I preferred Google Talk as well, especially since it was built upon an open platform and was easily implemented on unsupported OSes (Windows Phone via IM+ for example). Personally I haven't seen the out-of-order issue in one on one conversations, but it's prevalent in the group chats I'm in. When it happens to my messages, it's almost always when I'm being handed off between towers on the go; it hasn't happened to me on WLAN yet. Since there are no message size limitations like SMS has, I rarely send multi part messages anyway.
>You forgot Hangouts, which works on Android, iOS, and the desktop. It supports text, voice, and video, just like Wire.
So that would be the "what's hot now".
I didn't mention it because few people I know use it. And I wouldn't touch it a Google + Google+ affilicated messaging solution with a 10-feet pole anyway...
I wouldn't say that it's "hot". It's recently become more popular since Google started forcing it on Android 4.4+ users as the only SMS option on their phones. Personally, I wouldn't use it at all if not for easy group communication with my Ingress mates (most Ingress communities use Hangouts, Slack, or both; ours uses both but mostly Hangouts).
I just felt that it was a glaring omission, especially considering its more popular and more reliable precursor, Google Talk.
* Standard text messaging app, for almost everyone.
* Google Hangouts, which is a pain to remove and always logs in behind my back. I don't want to chat on my phone, it's just a nuisance. (I wish people would stop talking to me through Hangouts, honestly)
* Viber, with a single contact.
* LINE, with a single contact.
I don't have WhatsApp or Snapchat or whatever, but most people will likely have 3 or more messaging apps.
3 years ago, everything was fine. Google used XMPP. Facebook used XMPP. Companies used XMPP. I used XMPP. I may have needed multiple accounts, but I needed only a single app. Now look where we are.
It's a shame that XMPP didn't save us from this situation. My hunch is that the baseline featureset over federation was too low: no federated medsage history; MUCs are single point of failures.
We're trying to fix this with Matrix.org - folks frustrated with yet another communication silo might want to check it out and help us tear down the walls between these gardens. (obvious disclaimer: i help run matrix.org)
The capability to get conversation history over several servers. In Matrix the conversation history is stored by all servers involved in the discussion, and thus it can be retrieved if your own server temporarily goes down. It will also be accessible from all your Matrix-compliant clients, whether they are web or mobile clients.
(edit: disclaimer: I'm also involved with matrix.org)
Hey. Thanks for the explanation.
I ignore the 'will be accessible from all your clients' part - that should be the case for XMPP as well, or will be with MAM [1].
Storing the history on multiple servers? Not sure I understand the use case here (okay 'server goes down' I understand, but spreading my message history to multiple servers for that seems .. unexpected).
OK let me try to explain it better: let's say we have a conversation between 3 friends who are all running their own homeservers to connect to matrix. All three servers will keep a copy of the conversation, and if one server goes down and reconnects, the two other servers can update it with the messages that went on while it was down.
If friend 1 and 2 have a separate conversation in a different room, only their two servers will keep a copy of the conversation history. If friend 3 joins this room, his server will receive the current history from the other servers (there's a limit for efficiency but you can explicitly get all the history via pagination).
The answer is just to say no when people ask you install $appoftheday to contact them. No hangouts, no skype, no whatsapp, no facebook polluting my phone with their intrusiveness and always-on-in-background tendencies. One person occasionally asks me to install Whatsapp, but each time I say no.
Hangouts is a pain to remove if it came in your ROM, but you can still freeze it with Titanium Backup.

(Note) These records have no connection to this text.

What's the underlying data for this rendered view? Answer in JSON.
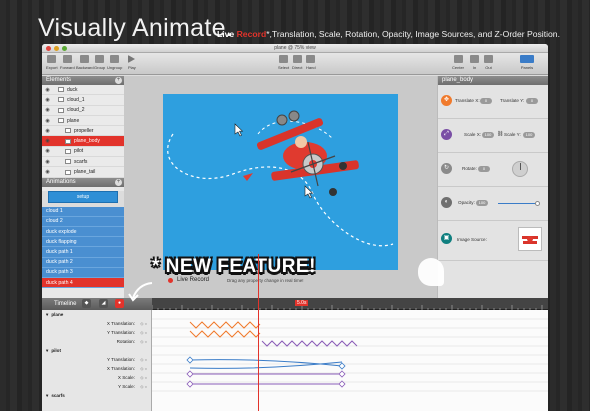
{
  "hero": {
    "title": "Visually Animate.",
    "subtitle_live": "Live ",
    "subtitle_record": "Record",
    "subtitle_rest": "*,Translation, Scale, Rotation, Opacity, Image Sources, and Z-Order Position."
  },
  "window": {
    "title": "plane @ 75% view",
    "toolbar": {
      "export": "Export",
      "forward": "Forward",
      "backward": "Backward",
      "group": "Group",
      "ungroup": "Ungroup",
      "play": "Play",
      "select": "Select",
      "direct": "Direct",
      "hand": "Hand",
      "center": "Center",
      "in": "In",
      "out": "Out",
      "panels": "Panels"
    }
  },
  "elements_panel": {
    "title": "Elements",
    "items": [
      {
        "label": "duck",
        "indent": 1
      },
      {
        "label": "cloud_1",
        "indent": 1
      },
      {
        "label": "cloud_2",
        "indent": 1
      },
      {
        "label": "plane",
        "indent": 1
      },
      {
        "label": "propeller",
        "indent": 2
      },
      {
        "label": "plane_body",
        "indent": 2,
        "selected": true
      },
      {
        "label": "pilot",
        "indent": 2
      },
      {
        "label": "scarfs",
        "indent": 2
      },
      {
        "label": "plane_tail",
        "indent": 2
      }
    ]
  },
  "animations_panel": {
    "title": "Animations",
    "setup_label": "setup",
    "items": [
      {
        "label": "cloud 1"
      },
      {
        "label": "cloud 2"
      },
      {
        "label": "duck explode"
      },
      {
        "label": "duck flapping"
      },
      {
        "label": "duck path 1"
      },
      {
        "label": "duck path 2"
      },
      {
        "label": "duck path 3"
      },
      {
        "label": "duck path 4",
        "selected": true
      }
    ]
  },
  "canvas": {
    "live_record_label": "Live Record",
    "live_record_hint": "Drag any property change in real time!"
  },
  "inspector": {
    "title": "plane_body",
    "translate_x_label": "Translate X:",
    "translate_x_value": "0",
    "translate_y_label": "Translate Y:",
    "translate_y_value": "0",
    "scale_x_label": "Scale X:",
    "scale_x_value": "100",
    "scale_y_label": "Scale Y:",
    "scale_y_value": "100",
    "rotate_label": "Rotate:",
    "rotate_value": "0",
    "opacity_label": "Opacity:",
    "opacity_value": "100",
    "opacity_level": 1.0,
    "image_source_label": "Image Source:"
  },
  "feature_banner": "* NEW FEATURE!",
  "timeline": {
    "title": "Timeline",
    "btn_labels": [
      "Ease in",
      "Ease out",
      "Record"
    ],
    "ruler_marks": [
      "5.0s"
    ],
    "groups": [
      {
        "label": "plane",
        "rows": [
          "X Translation:",
          "Y Translation:",
          "Rotation:"
        ]
      },
      {
        "label": "pilot",
        "rows": [
          "Y Translation:",
          "X Translation:",
          "X Scale:",
          "Y Scale:"
        ]
      },
      {
        "label": "scarfs",
        "rows": []
      }
    ]
  },
  "colors": {
    "accent_red": "#e2332b",
    "stage_blue": "#2e9fdf",
    "translate_badge": "#f07a2c",
    "scale_badge": "#7a4fa5",
    "rotate_badge": "#8a8a8a",
    "opacity_badge": "#6f6f6f",
    "image_badge": "#0f7f7f"
  }
}
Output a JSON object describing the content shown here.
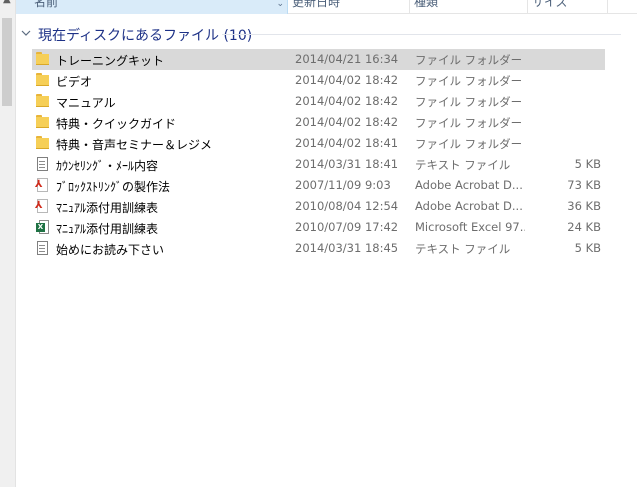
{
  "columns": {
    "name": "名前",
    "date": "更新日時",
    "type": "種類",
    "size": "サイズ"
  },
  "group": {
    "title": "現在ディスクにあるファイル (10)"
  },
  "files": [
    {
      "name": "トレーニングキット",
      "date": "2014/04/21 16:34",
      "type": "ファイル フォルダー",
      "size": "",
      "icon": "folder-icon",
      "selected": true
    },
    {
      "name": "ビデオ",
      "date": "2014/04/02 18:42",
      "type": "ファイル フォルダー",
      "size": "",
      "icon": "folder-icon"
    },
    {
      "name": "マニュアル",
      "date": "2014/04/02 18:42",
      "type": "ファイル フォルダー",
      "size": "",
      "icon": "folder-icon"
    },
    {
      "name": "特典・クイックガイド",
      "date": "2014/04/02 18:42",
      "type": "ファイル フォルダー",
      "size": "",
      "icon": "folder-icon"
    },
    {
      "name": "特典・音声セミナー＆レジメ",
      "date": "2014/04/02 18:41",
      "type": "ファイル フォルダー",
      "size": "",
      "icon": "folder-icon"
    },
    {
      "name": "ｶｳﾝｾﾘﾝｸﾞ・ﾒｰﾙ内容",
      "date": "2014/03/31 18:41",
      "type": "テキスト ファイル",
      "size": "5 KB",
      "icon": "text-file-icon"
    },
    {
      "name": "ﾌﾞﾛｯｸｽﾄﾘﾝｸﾞの製作法",
      "date": "2007/11/09 9:03",
      "type": "Adobe Acrobat D...",
      "size": "73 KB",
      "icon": "pdf-file-icon"
    },
    {
      "name": "ﾏﾆｭｱﾙ添付用訓練表",
      "date": "2010/08/04 12:54",
      "type": "Adobe Acrobat D...",
      "size": "36 KB",
      "icon": "pdf-file-icon"
    },
    {
      "name": "ﾏﾆｭｱﾙ添付用訓練表",
      "date": "2010/07/09 17:42",
      "type": "Microsoft Excel 97...",
      "size": "24 KB",
      "icon": "excel-file-icon"
    },
    {
      "name": "始めにお読み下さい",
      "date": "2014/03/31 18:45",
      "type": "テキスト ファイル",
      "size": "5 KB",
      "icon": "text-file-icon"
    }
  ],
  "colors": {
    "selected_row": "#d9d9d9",
    "group_title": "#1e3287",
    "secondary_text": "#6d6d6d",
    "folder": "#f6cf57",
    "header_active": "#d9ebf9"
  }
}
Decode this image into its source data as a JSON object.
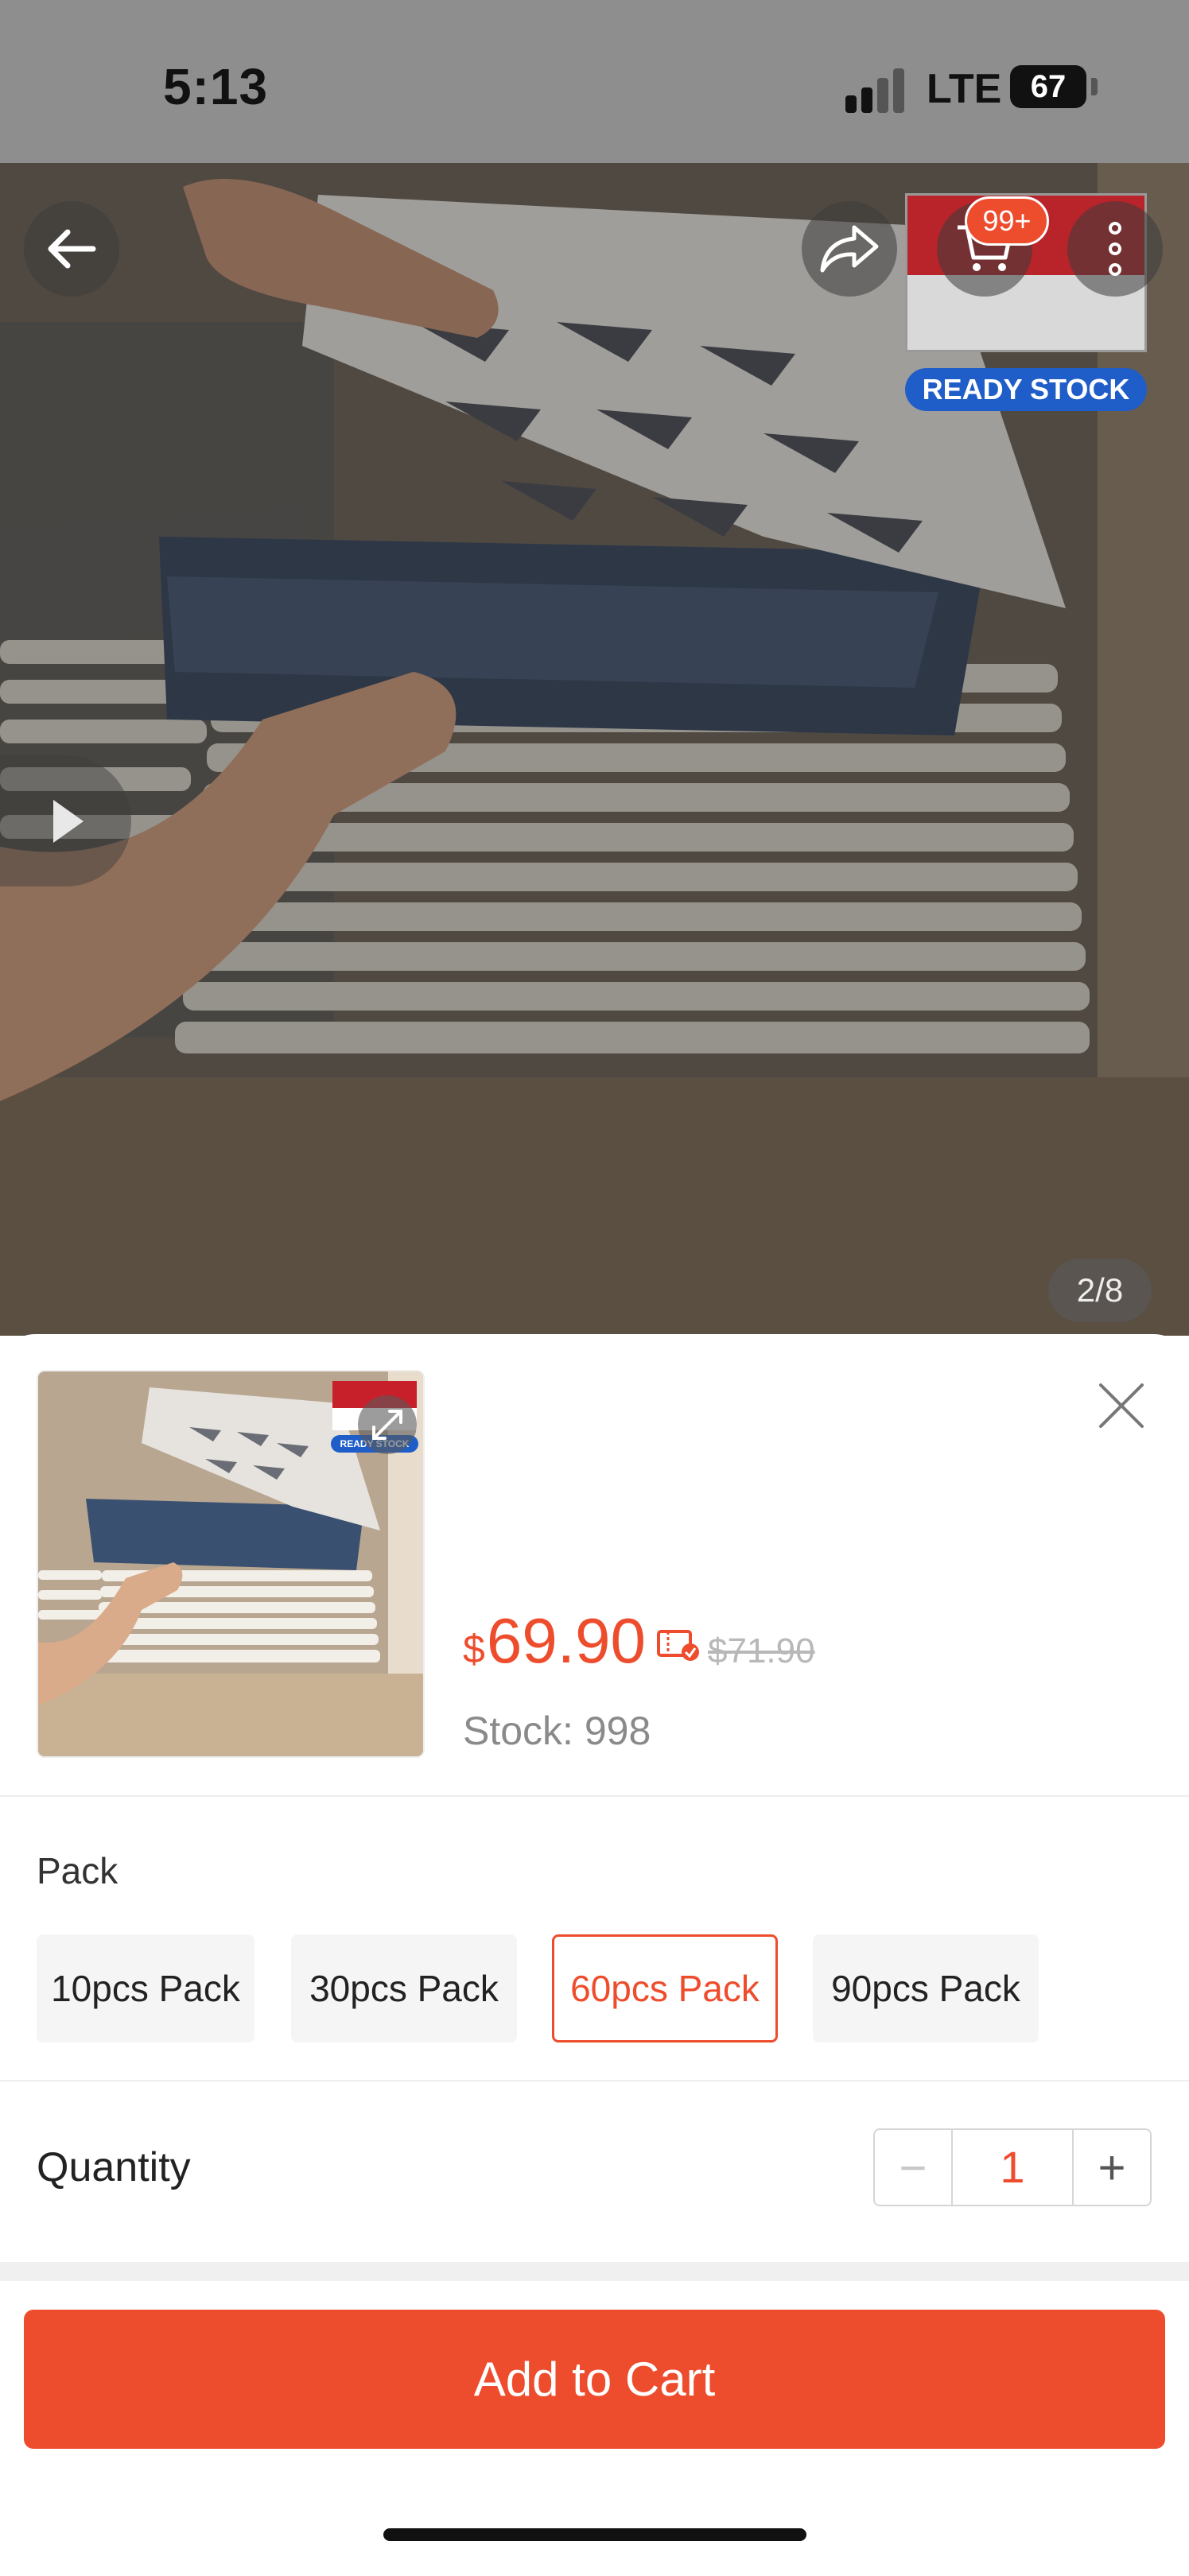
{
  "status_bar": {
    "time": "5:13",
    "network": "LTE",
    "battery": "67"
  },
  "hero": {
    "cart_badge": "99+",
    "ready_stock": "READY STOCK",
    "page_indicator": "2/8",
    "icons": [
      "back-arrow-icon",
      "share-icon",
      "cart-icon",
      "more-vertical-icon",
      "play-icon"
    ]
  },
  "product": {
    "currency": "$",
    "price": "69.90",
    "original_price": "$71.90",
    "stock": "Stock: 998",
    "thumb_ready": "READY STOCK"
  },
  "variation": {
    "label": "Pack",
    "options": [
      {
        "label": "10pcs Pack",
        "selected": false
      },
      {
        "label": "30pcs Pack",
        "selected": false
      },
      {
        "label": "60pcs Pack",
        "selected": true
      },
      {
        "label": "90pcs Pack",
        "selected": false
      }
    ]
  },
  "quantity": {
    "label": "Quantity",
    "value": "1",
    "minus": "−",
    "plus": "+"
  },
  "cta": {
    "label": "Add to Cart"
  },
  "colors": {
    "accent": "#ee4d2d",
    "ready_stock_blue": "#1f5ec8"
  }
}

Which is fine as long as you're happy to be "that guy". If I need to install RandomNewChatApp to talk to a client that's paying me $$$, I'm going to install it. Similarly, if a close friend or relative uses a new service, stubbornly saying "no, that's too awkward for me" is not the kind of person I want to be.
But I would prefer if I could just add them as an account to an app that I already have. And ideally an open-source, usable, attractive app.
I'm curious how many people in the real world actually use IRC. Find 10 people on the streets of New York and statistically zero use IRC and maybe, maybe 1 has even heard of it. Ask those same 10 people if they've heard of WhatsApp and likely 3 or 4 would have heard of it and probably 2 would have it on their device. If they're from outside the US, that number would go up to likely 7 would have it installed. Ask those same 10 people if they've ever heard of Skype and all 10 would say yes and likely 8 of them have used it.
Obviously this isn't scientific, but the point is that most people don't use IRC. I'm a software dev and I don't use IRC and I've never had a real-world non-dev even mention it. But Skype? I'm forced to use that every day. Text messages? With iMessage, it's great, but you also need to have the person's phone number -- or, you're like me and you're moving around a lot and change numbers fairly frequently, but Skype/iMessage/etc stays pretty consistent year after year.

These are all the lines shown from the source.